The summary questions will then be checked against evidence to determine whether they have already been answered by research. This will be done by Ms Pip Divall, Mr Parag Raval and Mr Han Hong Chong . The PSP will complete the JLA Question Verification Form, which clearly describes the process used to verify the uncertainty of the questions, before starting prioritisation.  The Question Verification Form includes details of the types and sources of evidence used to check uncertainty.  The Question Verification Form should be published on the JLA website as soon as it has been agreed to enable researchers and other stakeholders to understand how the PSP has decided that its questions are unanswered, and any limitations of this.

Questions that are not adequately addressed by previous research will be collated and recorded on a standard JLA template by A/Prof Harvinder Pal Singh, Mr Parag Raval, Mr Han Hong Chong.  This will show the checking undertaken to make sure that the uncertainties have not already been answered.  The data should be submitted to the JLA for publication on its website on completion of the priority setting exercise, taking into account any changes made at the final workshop, in order to ensure that PSP results are publicly available.   

The Steering Group will also consider how it will deal with submitted questions that have been answered, and questions that are out of scope.

Step 5: Prioritisation – interim and final stages

The aim of the final stage of the priority setting process is to prioritise through consensus the identified uncertainties about Elbow Conditions.  This will involve input from patients, carers and clinicians.  The JLA encourages PSPs to involve as wide a range of people as possible, including those who did and did not contribute to the first consultation.  There are usually two stages of prioritisation. 

  1. Interim prioritisation is the stage where the long list of questions is reduced to a shorter list that can be taken to the final priority setting workshop.
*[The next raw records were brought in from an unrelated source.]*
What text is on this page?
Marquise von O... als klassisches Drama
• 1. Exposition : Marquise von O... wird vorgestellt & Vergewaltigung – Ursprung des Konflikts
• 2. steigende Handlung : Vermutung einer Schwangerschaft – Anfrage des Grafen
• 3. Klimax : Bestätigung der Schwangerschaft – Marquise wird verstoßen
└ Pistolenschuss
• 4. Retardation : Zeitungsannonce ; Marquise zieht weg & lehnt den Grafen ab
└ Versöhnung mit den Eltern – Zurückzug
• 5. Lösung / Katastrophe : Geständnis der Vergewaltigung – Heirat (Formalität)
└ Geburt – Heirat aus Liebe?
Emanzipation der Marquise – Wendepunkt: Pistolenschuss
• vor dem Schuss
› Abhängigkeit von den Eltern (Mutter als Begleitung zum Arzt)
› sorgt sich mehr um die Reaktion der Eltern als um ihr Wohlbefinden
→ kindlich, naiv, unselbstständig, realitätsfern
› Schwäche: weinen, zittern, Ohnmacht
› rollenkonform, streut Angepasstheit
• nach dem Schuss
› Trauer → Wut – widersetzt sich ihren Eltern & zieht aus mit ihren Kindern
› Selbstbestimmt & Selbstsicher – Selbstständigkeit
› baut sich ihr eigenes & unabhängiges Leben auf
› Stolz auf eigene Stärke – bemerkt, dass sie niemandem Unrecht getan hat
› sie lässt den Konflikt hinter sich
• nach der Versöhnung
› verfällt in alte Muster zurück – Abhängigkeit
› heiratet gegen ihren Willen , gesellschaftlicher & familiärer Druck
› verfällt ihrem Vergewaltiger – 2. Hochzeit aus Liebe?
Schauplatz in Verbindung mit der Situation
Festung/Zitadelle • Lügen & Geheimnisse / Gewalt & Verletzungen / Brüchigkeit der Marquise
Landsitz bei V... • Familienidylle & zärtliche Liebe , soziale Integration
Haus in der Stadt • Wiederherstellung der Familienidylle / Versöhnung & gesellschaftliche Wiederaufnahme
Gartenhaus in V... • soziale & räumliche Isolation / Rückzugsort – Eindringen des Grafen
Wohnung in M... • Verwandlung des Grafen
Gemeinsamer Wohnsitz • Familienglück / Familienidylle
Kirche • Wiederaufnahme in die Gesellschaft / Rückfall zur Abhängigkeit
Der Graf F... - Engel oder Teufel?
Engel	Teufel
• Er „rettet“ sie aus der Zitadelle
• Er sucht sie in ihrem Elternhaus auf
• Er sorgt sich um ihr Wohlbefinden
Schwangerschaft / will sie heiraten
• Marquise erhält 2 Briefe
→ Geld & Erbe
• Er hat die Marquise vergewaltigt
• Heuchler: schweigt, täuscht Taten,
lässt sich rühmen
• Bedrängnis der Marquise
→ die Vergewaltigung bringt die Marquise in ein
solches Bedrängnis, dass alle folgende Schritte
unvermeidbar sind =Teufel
This is aimed at a wide audience and is done using similar methods to the first consultation. With the JLA’s guidance, the Steering Group will agree the method and consider how best to reach and engage patients, carers and clinicians in the process.  The most highly ranked questions (around 25) will be taken to a final priority setting workshop.  Where the interim prioritisation does not produce a clear ranking or cut off point, the Steering Group will decide which questions are taken forwards to the final prioritisation. 
  1. The final priority setting stage is generally a one-day workshop facilitated by the JLA. With guidance from the JLA and input from the Steering Group, up to 30 patients, carers and clinicians will be recruited to participate in a day of discussion and ranking, to determine the top 10 questions for research. All participants will declare their interests.  The Steering Group will advise on any adaptations needed to ensure that the process is inclusive and accessible.

Dissemination of results

The Steering Group will identify audiences with which it wants to engage when disseminating the results of the priority setting process, such as researchers, funders and the patient and clinical communities.  They will need to determine how best to communicate the results and who will take responsibility for this.  Previous PSPs’ outputs have included academic papers, lay reports, infographics, conference presentations and videos for social media.

It should be noted that the priorities are not worded as research questions.  The Steering Group should discuss how they will work with researchers and funders to establish how to address the priorities and to work out what the research questions are that will address the issues that people have prioritised.  The dissemination of the results of the PSP will be led by Mr Chris Peach and A/Prof Harvinder Pal Singh through the BOA and BESS.

The JLA encourages PSPs to report back about any activities that have come about because of the PSP, including funded research. Please send any details to jla@soton.ac.uk.

Agreement of the Steering Group

The Elbow Conditions PSP Steering Group agreed the content and direction of this Protocol on 13th January 2020.